La produzione industriale italiana è ancora in crisi

Alberto De Pasquale

11/06/2024

Nelle grandi economie dell’Ue cresce solo in Francia e Spagna, mentre l’Italia fa segnare l’ennesimo calo legato (anche) alle difficoltà della Germania.

La produzione industriale italiana è ancora in crisi

Da una parte c’è la Germania, con le sue difficoltà. Dall’altra, una debole domanda interna rallentata dall’inflazione. E nel mezzo c’è la crisi della produzione industriale italiana, che riguarda principalmente i beni di consumo durevoli e lo scorso aprile ha fatto segnare un calo tendenziale per il quindicesimo mese consecutivo. La Germania è arrivata invece al suo decimo mese consecutivo di flessione: la crisi produttiva tedesca sta durando da meno tempo di quella italiana, anche se è più marcata rispetto alle previsioni. Tra settembre e dicembre 2023 la Germania ha subìto un calo medio della produzione industriale del 4,5% rispetto all’analogo periodo del 2022, mentre negli stessi quattro mesi l’Italia ha avuto una flessione “solo” del 1,5%. Tuttavia, c’è poco da rallegrarsi perché i destini dell’industria italiana e di quella tedesca sono decisamente legati.

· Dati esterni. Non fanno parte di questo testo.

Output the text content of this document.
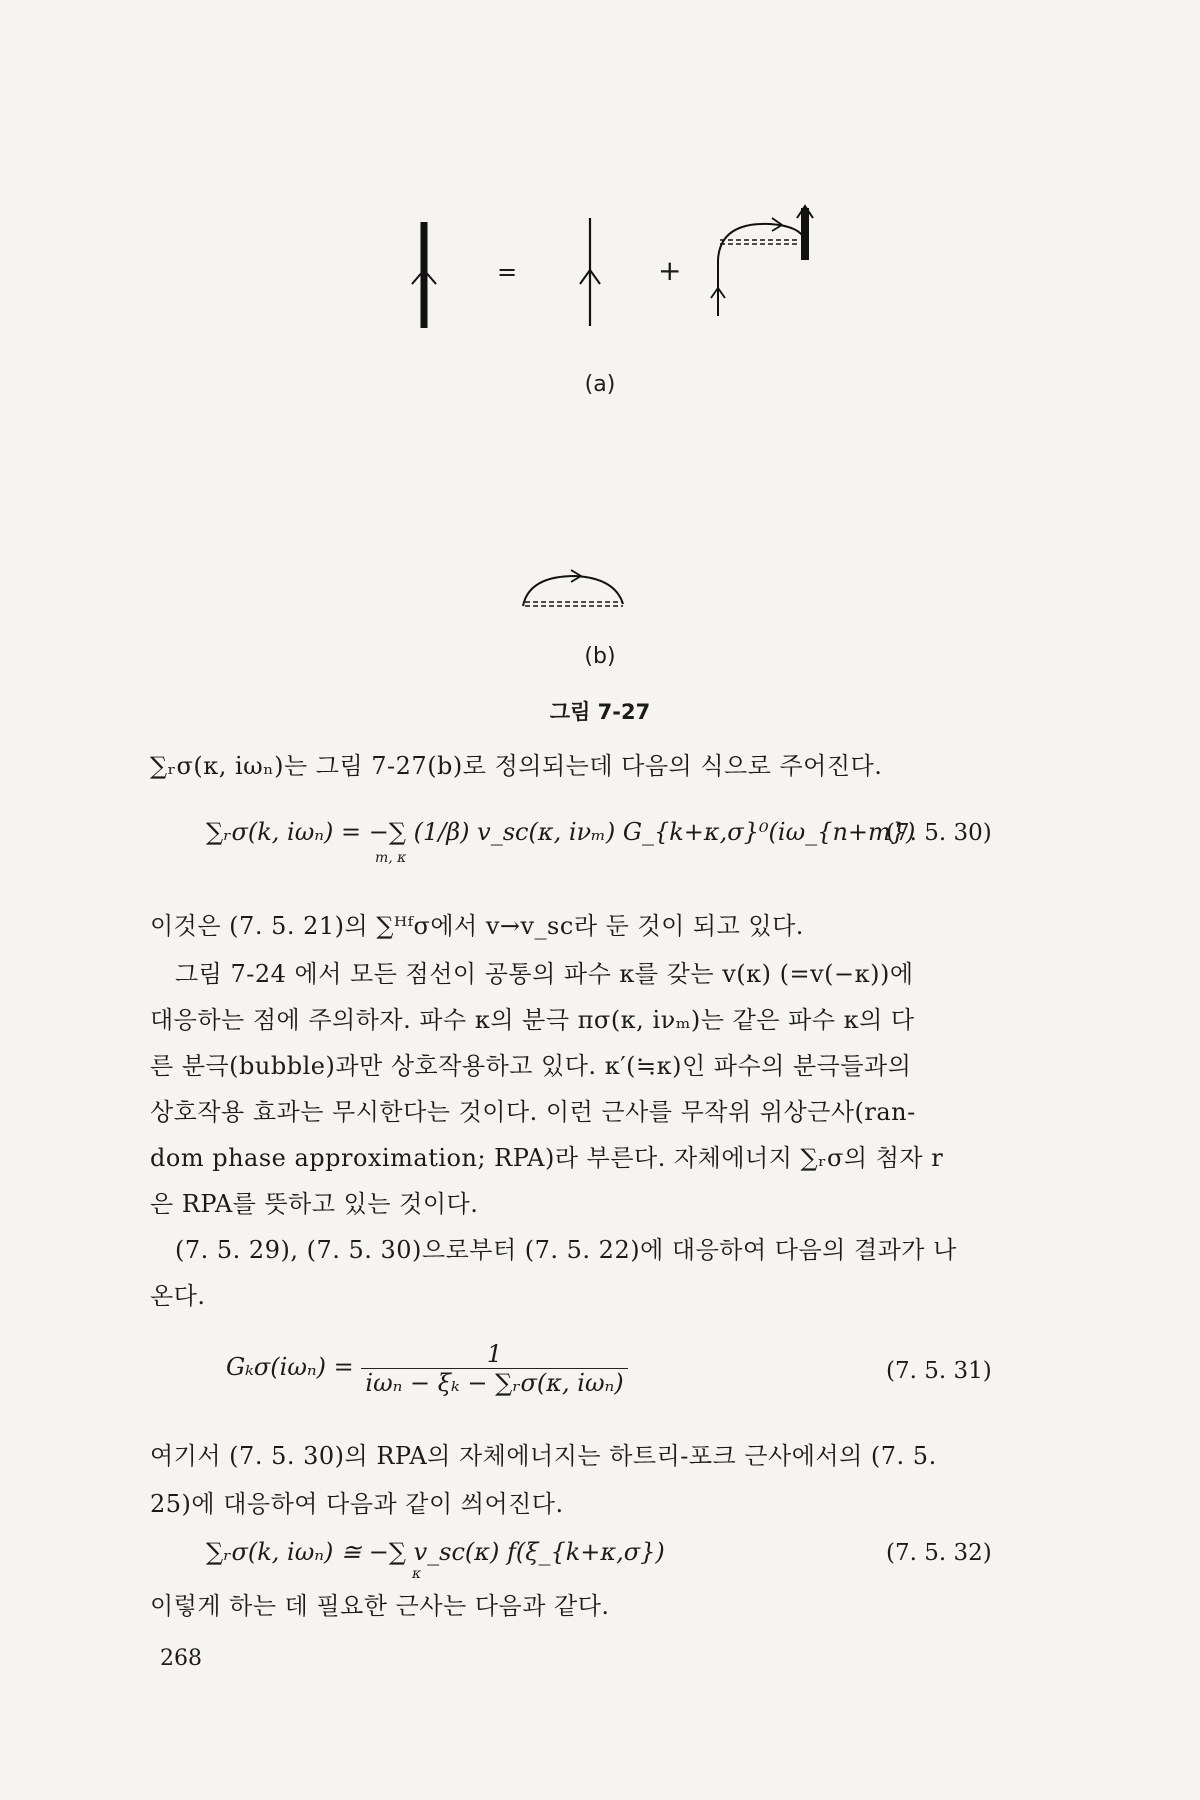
=	+
(a)
(b)
그림 7-27
∑ᵣσ(κ, iωₙ)는 그림 7-27(b)로 정의되는데 다음의 식으로 주어진다.
∑ᵣσ(k, iωₙ) = −∑ (1/β) v_sc(κ, iνₘ) G_{k+κ,σ}⁰(iω_{n+m})
m, κ
(7. 5. 30)
이것은 (7. 5. 21)의 ∑ᴴᶠσ에서 v→v_sc라 둔 것이 되고 있다.
그림 7-24 에서 모든 점선이 공통의 파수 κ를 갖는 v(κ) (=v(−κ))에
대응하는 점에 주의하자. 파수 κ의 분극 πσ(κ, iνₘ)는 같은 파수 κ의 다
른 분극(bubble)과만 상호작용하고 있다. κ′(≒κ)인 파수의 분극들과의
상호작용 효과는 무시한다는 것이다. 이런 근사를 무작위 위상근사(ran-
dom phase approximation; RPA)라 부른다. 자체에너지 ∑ᵣσ의 첨자 r
은 RPA를 뜻하고 있는 것이다.
(7. 5. 29), (7. 5. 30)으로부터 (7. 5. 22)에 대응하여 다음의 결과가 나
온다.
$G_k\sigma(i\omega_n) = \frac{1}{\text{iωₙ − ξₖ − ∑ᵣσ(κ, iωₙ)}}$	(7. 5. 31)
여기서 (7. 5. 30)의 RPA의 자체에너지는 하트리-포크 근사에서의 (7. 5.
25)에 대응하여 다음과 같이 씌어진다.
∑ᵣσ(k, iωₙ) ≅ −∑ v_sc(κ) f(ξ_{k+κ,σ})
κ
(7. 5. 32)
이렇게 하는 데 필요한 근사는 다음과 같다.
268
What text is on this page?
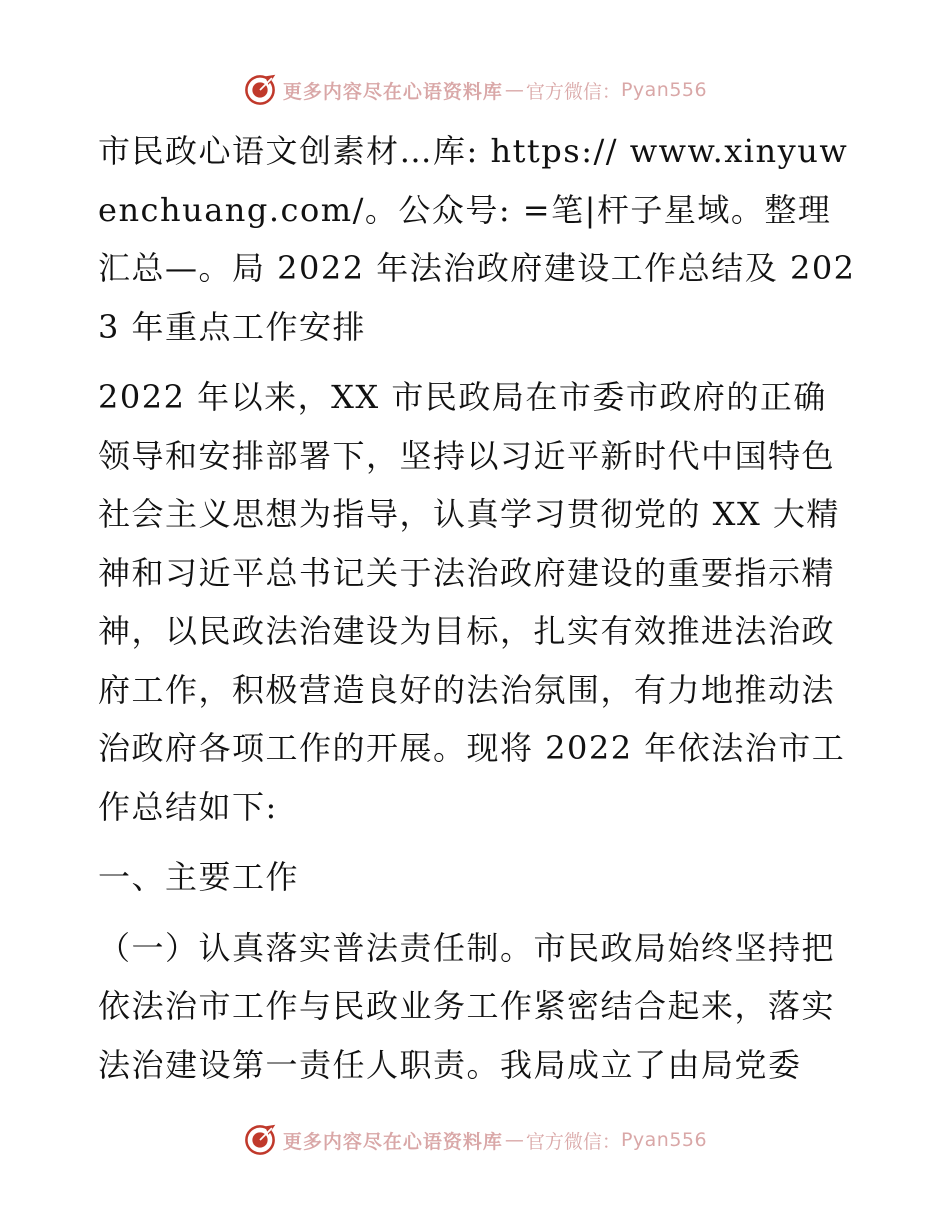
更多内容尽在心语资料库 — 官方微信： Pyan556

市民政心语文创素材…库: https:// www.xinyuwenchuang.com/。公众号: =笔|杆子星域。整理汇总—。局 2022 年法治政府建设工作总结及 2023 年重点工作安排

2022 年以来，XX 市民政局在市委市政府的正确领导和安排部署下，坚持以习近平新时代中国特色社会主义思想为指导，认真学习贯彻党的 XX 大精神和习近平总书记关于法治政府建设的重要指示精神，以民政法治建设为目标，扎实有效推进法治政府工作，积极营造良好的法治氛围，有力地推动法治政府各项工作的开展。现将 2022 年依法治市工作总结如下:

一、主要工作

（一）认真落实普法责任制。市民政局始终坚持把依法治市工作与民政业务工作紧密结合起来，落实法治建设第一责任人职责。我局成立了由局党委

更多内容尽在心语资料库 — 官方微信： Pyan556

Secondo l’Istat, in Italia nei primi quattro mesi del 2024 soltanto il comparto alimentare e il settore della fabbricazione di coke e prodotti petroliferi raffinati sono riusciti ad aumentare i volumi prodotti negli stessi mesi del 2023. Tutto il resto della produzione è stato in calo: in generale del 3,3% e per alcuni ambiti a livelli davvero pesanti. È il caso soprattutto delle industrie tessili, dell’abbigliamento e di pelli e accessori, che nei primi quattro mesi di quest’anno hanno prodotto il 9,9% in meno rispetto al periodo gennaio-aprile 2023. Ma un’altra crisi produttiva evidente è legata alla fabbricazione dei mezzi di trasporto, in flessione del 5,4% sullo scorso anno.

Il calo della produzione industriale italiana riguarda principalmente i beni di consumo (-4,8% tra gennaio e aprile 2024 rispetto al 2023) e in particolare quelli durevoli (-8,7%). Una flessione di questo tipo è solitamente rivelatrice di una bassa capacità di spesa, dovuta all’inflazione e alla scarsa capacità di risparmio, e di aspettative incerte per il futuro da parte di consumatori e imprese.

In Italia la produzione industriale è in sofferenza soprattutto nel settore della moda e dei motori, tra i più sensibili alla domanda estera e alle condizioni geopolitiche. Ma anche nella meccanica, che è considerata un fiore all’occhiello dell’industria nazionale e risente negativamente di ogni rallentamento economico che si verifica in Germania, essendo molto legata alle filiere industriali tedesche. Berlino è reduce da un calo del Pil dello 0,3% nel 2023 – unico caso tra le economie del G7 – e da performance negative soprattutto per il settore dell’industria. Nel 2024 potrebbe arrivare una crescita minima, ma più lenta rispetto a quanto previsto inizialmente: di appena lo 0,3%, secondo quanto stimato dalla Bundesbank. Una ripresa lunga che sta aggravando le sorti dell’industria italiana.

Secondo i dati Eurostat, l’italiana e la tedesca sono le due principali economie europee maggiormente in difficoltà con la produzione industriale. Vanno bene, invece, Francia e Spagna. Escluso il calo tendenziale dello 0,7% a febbraio, nel 2024 la Francia sta facendo registrare mese dopo mese valori della produzione leggermente in aumento rispetto agli stessi periodi del 2023: +0,9% a gennaio, +0,4% a marzo e +1% ad aprile. La Spagna sta facendo ancora meglio, crescendo del 3,7% su base annua a febbraio e dell’1,1% ad aprile.

Negli ultimi anni l’economia tedesca aveva prosperato anche grazie ai bassi tassi d’interesse, l’energia russa a basso costo e alla forte domanda di esportazioni in Cina. Lo scenario totalmente stravolto dopo il 2020 con la pandemia e il 2022 con il conflitto in Ucraina ha portato al rallentamento della “locomotiva d’Europa”, che nel frattempo ha anche abbandonato definitivamente il nucleare, un ulteriore fattore che potrebbe aver aggravato la crisi della produzione industriale tedesca.